Nowa redakcja ustawy zakazuje również umieszczania na opakowaniach mylących napisów: „lekkie”, „bardzo lekkie”, „delikatne” oraz innych, jak też znaków sugerujących bądź robiących wrażenie, że dany wyrób tytoniowy jest mniej szkodliwy od innych. I wszystko to dlatego, iż niektórzy specjaliści twierdzą, że słabe papierosy są bardziej szkodliwe, ponieważ człowiek więcej ich wypala i głębiej zaciąga się dymem.

Projekt ustawy jeszcze bardziej ogranicza możliwości nabywania papierosów. Proponuje się wprowadzić zakaz sprzedaży papierosów, jeśli jest ich mniej niż 20 w jednym opakowaniu, zakazać ich sprzedaży w kawiarniach, klubach internetowych, w instytucjach kulturalnych.

Tacy producenci jak „House Of Prince”, „Phillip Morris” wypowiedzieli się, że dostosują się do nowych wymogów, ponieważ nie chcą stracić rynku. Przewidują jednak, że papierosy z mniejszą zawartością substancji smolistych i nikotyny będą droższe od zwykłych. Możliwe, że tego rodzaju ograniczenia będą na swój sposób skuteczne, ale nie bardzo rozumiem, dlaczego mają zniknąć napisy: „lekkie”, „bardzo lekkie”. Wszak palacz chyba ma prawo wiedzieć, jaką truciznę kupuje, bo każdy klient ma prawo wyboru. A taki zakaz po prostu utrudni palaczom życie, bo nie każdy może, a i chce się ślepić, by „wytropić” umieszczony na opakowaniu mikroskopijny napis, ile w tych czy innych papierosach jest nikotyny, a ile substancji smolistych.
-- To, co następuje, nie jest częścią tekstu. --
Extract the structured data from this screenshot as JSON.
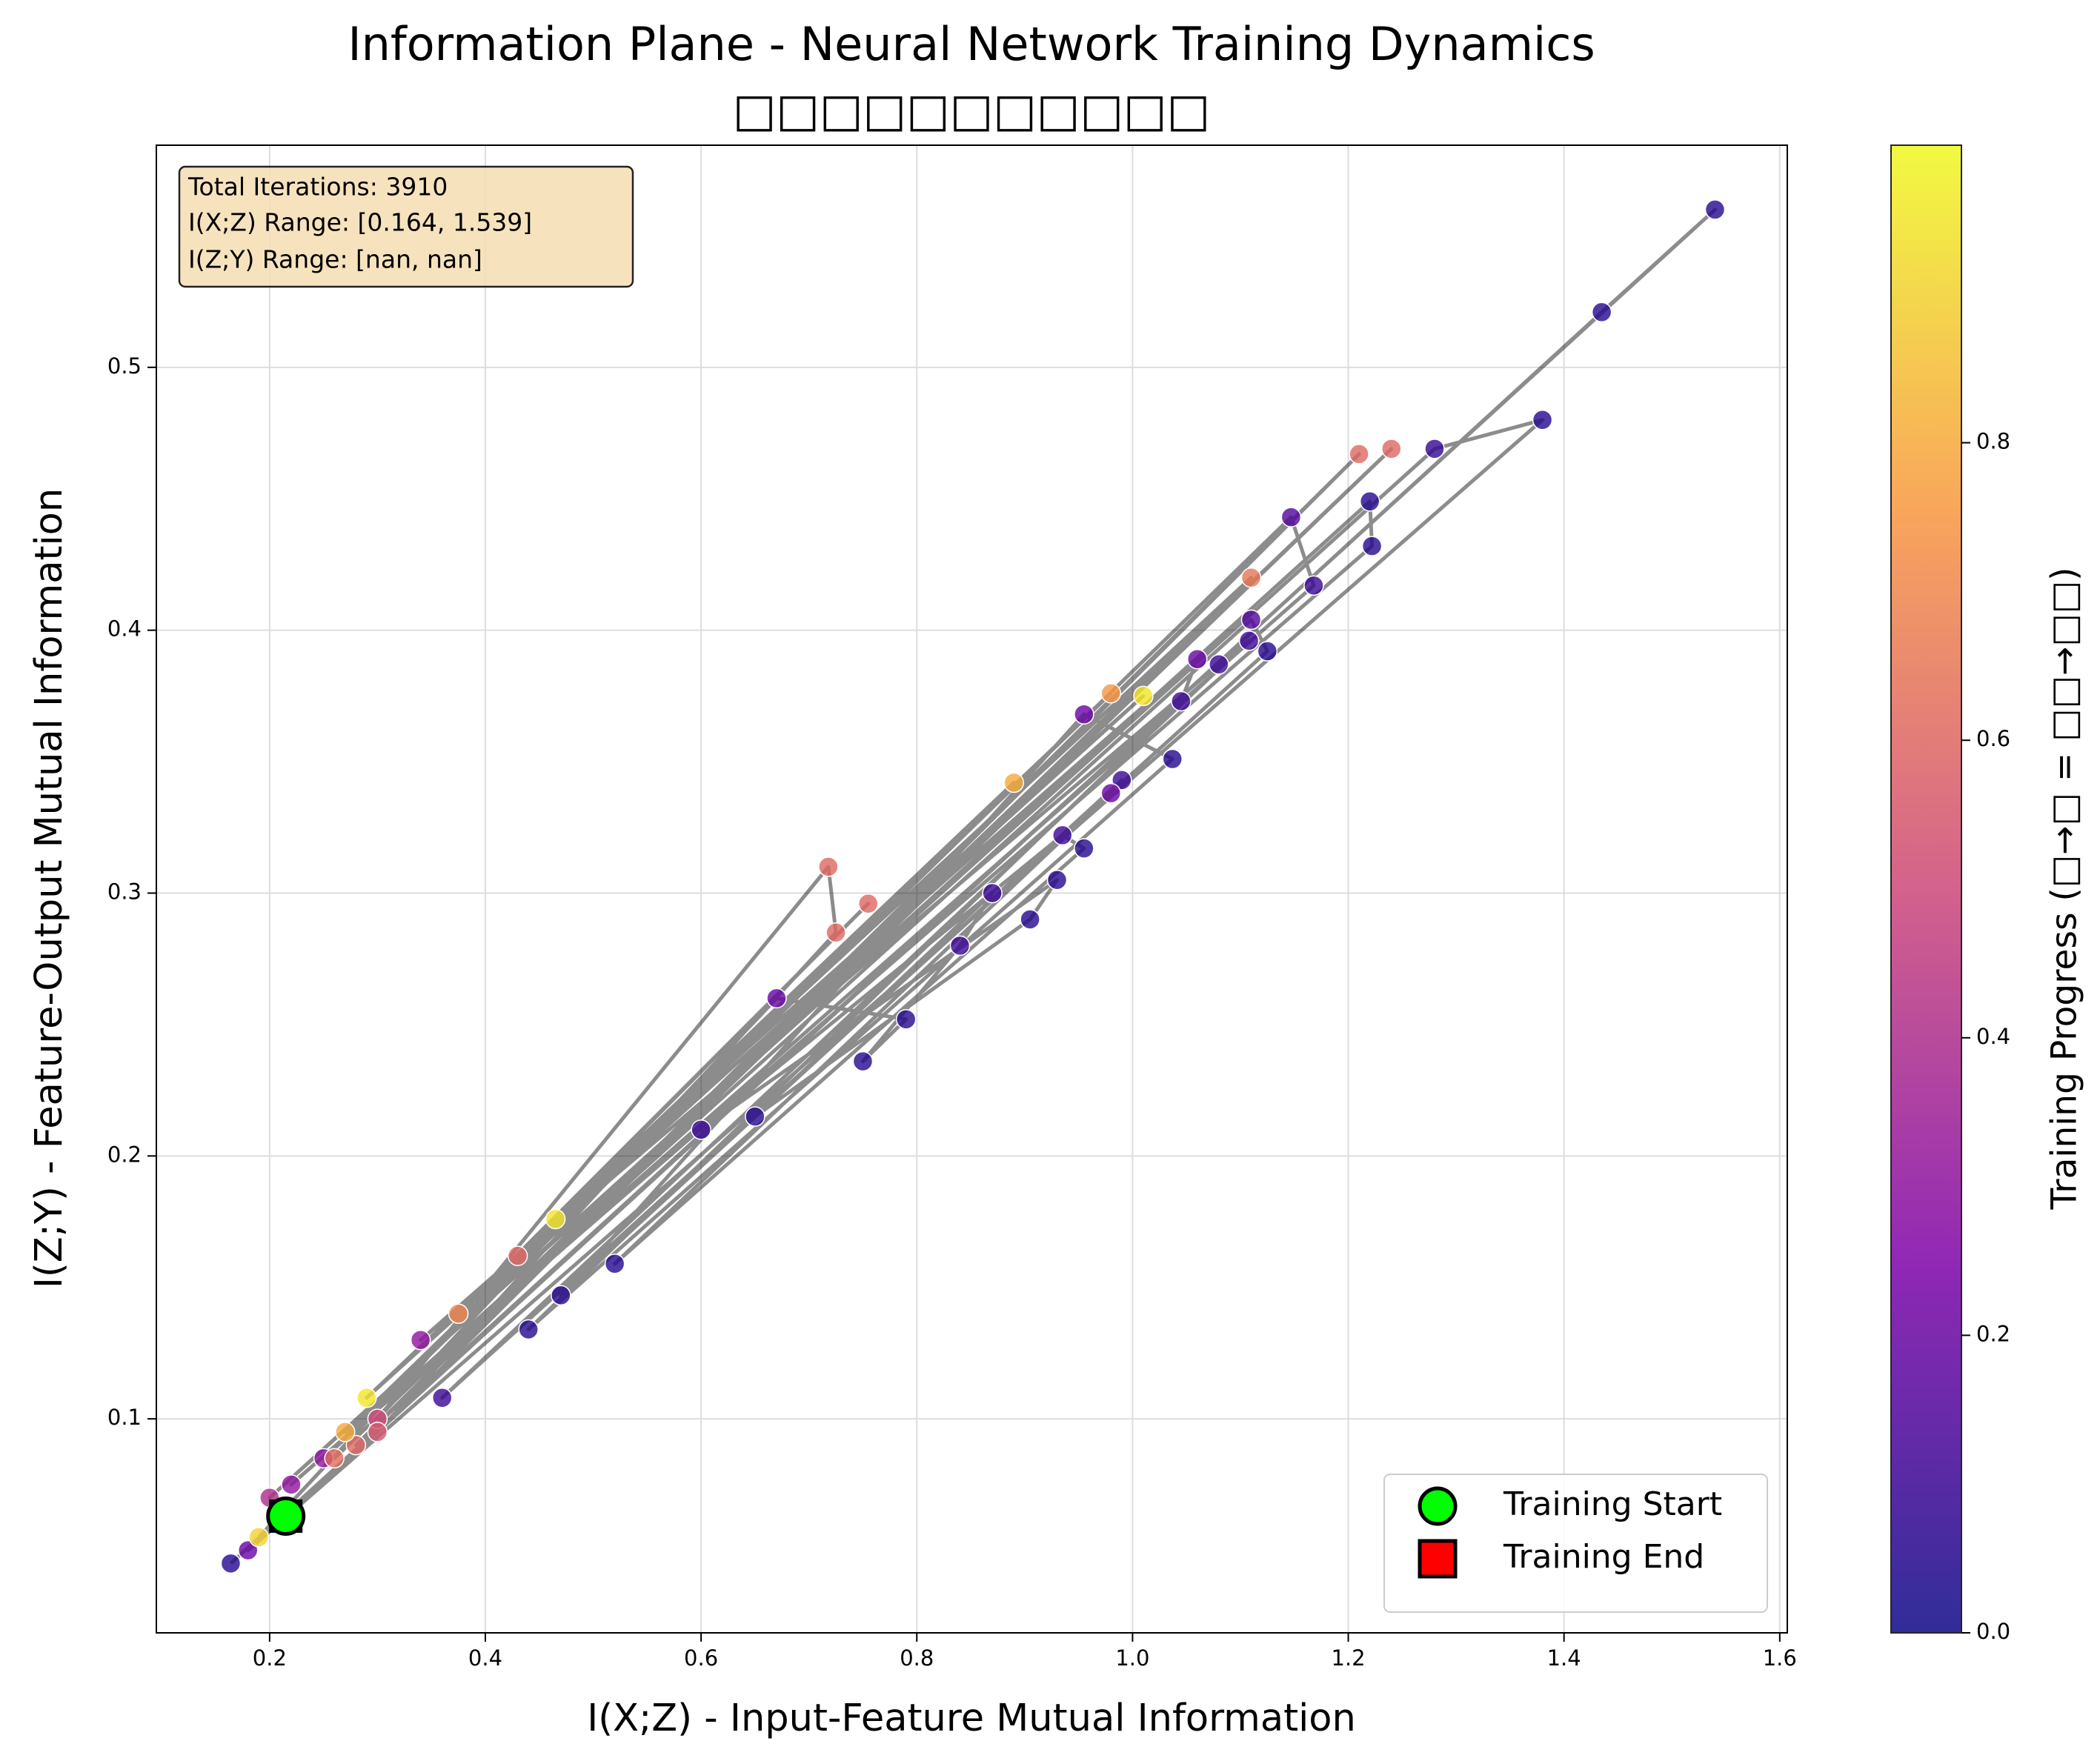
{
  "chart_data": {
    "type": "scatter",
    "title": "Information Plane - Neural Network Training Dynamics",
    "subtitle": "□□□□□□□□□□□",
    "x_label": "I(X;Z) - Input-Feature Mutual Information",
    "y_label": "I(Z;Y) - Feature-Output Mutual Information",
    "colorbar_label": "Training Progress (□→□ = □□→□□)",
    "colormap": "plasma",
    "clim": [
      0,
      1
    ],
    "cticks": [
      {
        "value": 0,
        "label": "0.0"
      },
      0.2,
      0.4,
      0.6,
      0.8
    ],
    "annotation": [
      "Total Iterations: 3910",
      "I(X;Z) Range: [0.164, 1.539]",
      "I(Z;Y) Range: [nan, nan]"
    ],
    "xlim": [
      0.095,
      1.607
    ],
    "ylim": [
      0.0186,
      0.5845
    ],
    "xticks": [
      0.2,
      0.4,
      0.6,
      0.8,
      {
        "value": 1,
        "label": "1.0"
      },
      1.2,
      1.4,
      1.6
    ],
    "yticks": [
      0.1,
      0.2,
      0.3,
      0.4,
      0.5
    ],
    "grid": true,
    "legend": "lower right",
    "x": [
      0.164,
      1.54,
      1.435,
      0.18,
      1.38,
      1.28,
      0.2,
      1.22,
      1.222,
      0.22,
      1.168,
      1.147,
      0.25,
      1.11,
      1.125,
      0.36,
      1.108,
      1.08,
      0.34,
      1.06,
      1.045,
      0.44,
      1.037,
      0.955,
      0.47,
      0.99,
      0.98,
      0.52,
      0.955,
      0.935,
      0.6,
      0.93,
      0.905,
      0.65,
      0.87,
      0.84,
      0.75,
      0.79,
      0.67,
      0.3,
      0.718,
      0.725,
      0.3,
      1.21,
      0.28,
      1.24,
      0.26,
      1.11,
      0.43,
      0.755,
      0.375,
      0.98,
      0.27,
      0.89,
      0.29,
      1.01,
      0.465,
      0.19
    ],
    "y": [
      0.045,
      0.56,
      0.521,
      0.05,
      0.48,
      0.469,
      0.07,
      0.449,
      0.432,
      0.075,
      0.417,
      0.443,
      0.085,
      0.404,
      0.392,
      0.108,
      0.396,
      0.387,
      0.13,
      0.389,
      0.373,
      0.134,
      0.351,
      0.368,
      0.147,
      0.343,
      0.338,
      0.159,
      0.317,
      0.322,
      0.21,
      0.305,
      0.29,
      0.215,
      0.3,
      0.28,
      0.236,
      0.252,
      0.26,
      0.1,
      0.31,
      0.285,
      0.095,
      0.467,
      0.09,
      0.469,
      0.085,
      0.42,
      0.162,
      0.296,
      0.14,
      0.376,
      0.095,
      0.342,
      0.108,
      0.375,
      0.176,
      0.055
    ],
    "progress": [
      0.05,
      0.05,
      0.05,
      0.2,
      0.05,
      0.08,
      0.4,
      0.05,
      0.05,
      0.3,
      0.1,
      0.15,
      0.3,
      0.15,
      0.05,
      0.1,
      0.1,
      0.1,
      0.3,
      0.2,
      0.1,
      0.05,
      0.05,
      0.2,
      0.05,
      0.1,
      0.2,
      0.05,
      0.05,
      0.1,
      0.1,
      0.05,
      0.05,
      0.05,
      0.1,
      0.1,
      0.05,
      0.05,
      0.2,
      0.5,
      0.6,
      0.6,
      0.55,
      0.6,
      0.6,
      0.6,
      0.62,
      0.65,
      0.6,
      0.6,
      0.7,
      0.75,
      0.8,
      0.8,
      0.95,
      0.95,
      0.95,
      0.9
    ],
    "markers": [
      {
        "name": "Training Start",
        "color": "#00ff00",
        "shape": "circle",
        "x": 0.215,
        "y": 0.063
      },
      {
        "name": "Training End",
        "color": "#ff0000",
        "shape": "square",
        "x": 0.215,
        "y": 0.063
      }
    ]
  }
}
Mieszkania jak świeże bułeczki... Eksperci ds. nieruchomości prognozują, że w ciągu najbliższych kilku lat mieszkania zdrożeją mniej więcej o 5-10 proc. Podstawową przyczyną jest fakt, że ostatnio popyt na nieduże i niezbyt drogie nowe mieszkania przerasta podaż. Coraz częściej ludzie kupują nowe, lepsze, bardziej komfortowe mieszkania, a dzieje się to za przyczyną nowej polityki banków.
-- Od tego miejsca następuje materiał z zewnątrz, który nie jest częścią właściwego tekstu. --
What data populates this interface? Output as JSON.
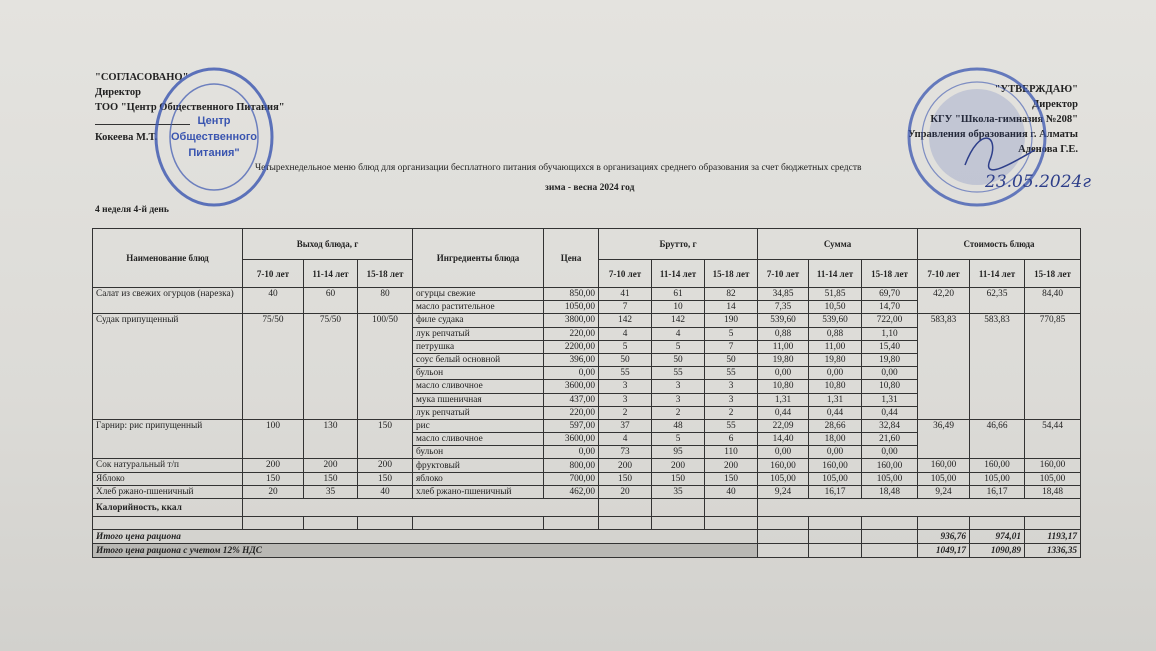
{
  "approval_left": {
    "heading": "\"СОГЛАСОВАНО\"",
    "position": "Директор",
    "organization": "ТОО \"Центр Общественного Питания\"",
    "signer": "Кокеева М.Т."
  },
  "approval_right": {
    "heading": "\"УТВЕРЖДАЮ\"",
    "position": "Директор",
    "organization": "КГУ \"Школа-гимназия №208\"",
    "department": "Управления образования г. Алматы",
    "signer": "Аденова Г.Е."
  },
  "title": "Четырехнедельное меню блюд для организации бесплатного питания обучающихся в организациях среднего образования за счет бюджетных средств",
  "subtitle": "зима - весна 2024 год",
  "day": "4 неделя 4-й день",
  "stamps": {
    "left_text": "Центр Общественного Питания",
    "right_text": "KOMMУНАЛДЫҚ MEMЛЕКЕТТІК MEKEMECI № 208",
    "handwritten_date": "23.05.2024г",
    "stamp_color": "#3a55b0"
  },
  "table": {
    "headers": {
      "dish": "Наименование блюд",
      "yield": "Выход блюда, г",
      "ingredients": "Ингредиенты блюда",
      "price": "Цена",
      "brutto": "Брутто, г",
      "sum": "Сумма",
      "cost": "Стоимость блюда",
      "ages": [
        "7-10 лет",
        "11-14 лет",
        "15-18 лет"
      ]
    },
    "dishes": [
      {
        "name": "Салат из свежих огурцов (нарезка)",
        "yield": [
          "40",
          "60",
          "80"
        ],
        "cost": [
          "42,20",
          "62,35",
          "84,40"
        ],
        "ingredients": [
          {
            "name": "огурцы свежие",
            "price": "850,00",
            "brutto": [
              "41",
              "61",
              "82"
            ],
            "sum": [
              "34,85",
              "51,85",
              "69,70"
            ]
          },
          {
            "name": "масло растительное",
            "price": "1050,00",
            "brutto": [
              "7",
              "10",
              "14"
            ],
            "sum": [
              "7,35",
              "10,50",
              "14,70"
            ]
          }
        ]
      },
      {
        "name": "Судак припущенный",
        "yield": [
          "75/50",
          "75/50",
          "100/50"
        ],
        "cost": [
          "583,83",
          "583,83",
          "770,85"
        ],
        "ingredients": [
          {
            "name": "филе судака",
            "price": "3800,00",
            "brutto": [
              "142",
              "142",
              "190"
            ],
            "sum": [
              "539,60",
              "539,60",
              "722,00"
            ]
          },
          {
            "name": "лук репчатый",
            "price": "220,00",
            "brutto": [
              "4",
              "4",
              "5"
            ],
            "sum": [
              "0,88",
              "0,88",
              "1,10"
            ]
          },
          {
            "name": "петрушка",
            "price": "2200,00",
            "brutto": [
              "5",
              "5",
              "7"
            ],
            "sum": [
              "11,00",
              "11,00",
              "15,40"
            ]
          },
          {
            "name": "соус белый основной",
            "price": "396,00",
            "brutto": [
              "50",
              "50",
              "50"
            ],
            "sum": [
              "19,80",
              "19,80",
              "19,80"
            ]
          },
          {
            "name": "бульон",
            "price": "0,00",
            "brutto": [
              "55",
              "55",
              "55"
            ],
            "sum": [
              "0,00",
              "0,00",
              "0,00"
            ]
          },
          {
            "name": "масло сливочное",
            "price": "3600,00",
            "brutto": [
              "3",
              "3",
              "3"
            ],
            "sum": [
              "10,80",
              "10,80",
              "10,80"
            ]
          },
          {
            "name": "мука пшеничная",
            "price": "437,00",
            "brutto": [
              "3",
              "3",
              "3"
            ],
            "sum": [
              "1,31",
              "1,31",
              "1,31"
            ]
          },
          {
            "name": "лук репчатый",
            "price": "220,00",
            "brutto": [
              "2",
              "2",
              "2"
            ],
            "sum": [
              "0,44",
              "0,44",
              "0,44"
            ]
          }
        ]
      },
      {
        "name": "Гарнир: рис припущенный",
        "yield": [
          "100",
          "130",
          "150"
        ],
        "cost": [
          "36,49",
          "46,66",
          "54,44"
        ],
        "ingredients": [
          {
            "name": "рис",
            "price": "597,00",
            "brutto": [
              "37",
              "48",
              "55"
            ],
            "sum": [
              "22,09",
              "28,66",
              "32,84"
            ]
          },
          {
            "name": "масло сливочное",
            "price": "3600,00",
            "brutto": [
              "4",
              "5",
              "6"
            ],
            "sum": [
              "14,40",
              "18,00",
              "21,60"
            ]
          },
          {
            "name": "бульон",
            "price": "0,00",
            "brutto": [
              "73",
              "95",
              "110"
            ],
            "sum": [
              "0,00",
              "0,00",
              "0,00"
            ]
          }
        ]
      },
      {
        "name": "Сок натуральный т/п",
        "yield": [
          "200",
          "200",
          "200"
        ],
        "cost": [
          "160,00",
          "160,00",
          "160,00"
        ],
        "ingredients": [
          {
            "name": "фруктовый",
            "price": "800,00",
            "brutto": [
              "200",
              "200",
              "200"
            ],
            "sum": [
              "160,00",
              "160,00",
              "160,00"
            ]
          }
        ]
      },
      {
        "name": "Яблоко",
        "yield": [
          "150",
          "150",
          "150"
        ],
        "cost": [
          "105,00",
          "105,00",
          "105,00"
        ],
        "ingredients": [
          {
            "name": "яблоко",
            "price": "700,00",
            "brutto": [
              "150",
              "150",
              "150"
            ],
            "sum": [
              "105,00",
              "105,00",
              "105,00"
            ]
          }
        ]
      },
      {
        "name": "Хлеб ржано-пшеничный",
        "yield": [
          "20",
          "35",
          "40"
        ],
        "cost": [
          "9,24",
          "16,17",
          "18,48"
        ],
        "ingredients": [
          {
            "name": "хлеб ржано-пшеничный",
            "price": "462,00",
            "brutto": [
              "20",
              "35",
              "40"
            ],
            "sum": [
              "9,24",
              "16,17",
              "18,48"
            ]
          }
        ]
      }
    ],
    "calories_label": "Калорийность, ккал",
    "total_label": "Итого цена рациона",
    "total": [
      "936,76",
      "974,01",
      "1193,17"
    ],
    "total_vat_label": "Итого цена рациона с учетом 12% НДС",
    "total_vat": [
      "1049,17",
      "1090,89",
      "1336,35"
    ]
  }
}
Litewskie banki przeżyły już swój kryzys i choć większość z nich bazuje na obcym kapitale (a może też właśnie dlatego) szeregowy obywatel coraz bardziej im ufa i coraz częściej korzysta z kredytów. Jeśli jeszcze do niedawna klientów odstraszały odsetki, to teraz banki robią wszystko, żeby przyciągnąć klienta. Najłatwiej jest o kredyty mieszkaniowe. Tu banki prześcigają się w zmniejszaniu odsetek. Bankowcy twierdzą, że w ciągu ostatnich dwóch lat odsetki kredytowe zmalały prawie o 50 proc. Właśnie dlatego obecnie jest najlepszy okres na kupowanie mieszkania. Zresztą sytuacja na rynku zmienia się bardzo szybko. Jeśli do niedawna ludzie kupowali tylko za gotówkę, to dziś, tak jak na całym świecie, korzystają z pożyczek, kupowania na raty. Jak już wspomniałam, rośnie popyt na ekskluzywne mieszkania na Zwierzyńcu, Starówce czy Antokolu, gdzie metr kwadratowy kosztuje od 3200 do 5000 litów. W innych dzielnicach za metr kwadratowy mieszkania płaci się średnio od 1700 do 2200 Lt. O ile kiedyś ludzie chętniej kupowali mieszkania wykończone, to teraz wolą nabywać je w stanie surowym, czasem wręcz w stadium zakładania fundamentów, a prace wykończeniowe robią na własny koszt i według własnego gustu. I już podsumowując temat transakcji mieszkaniowych wypada zauważyć, że taniej mieszkanie można kupić właśnie teraz, natomiast drożej sprzedać w następnym roku, po wstąpieniu Litwy do Unii Europejskiej.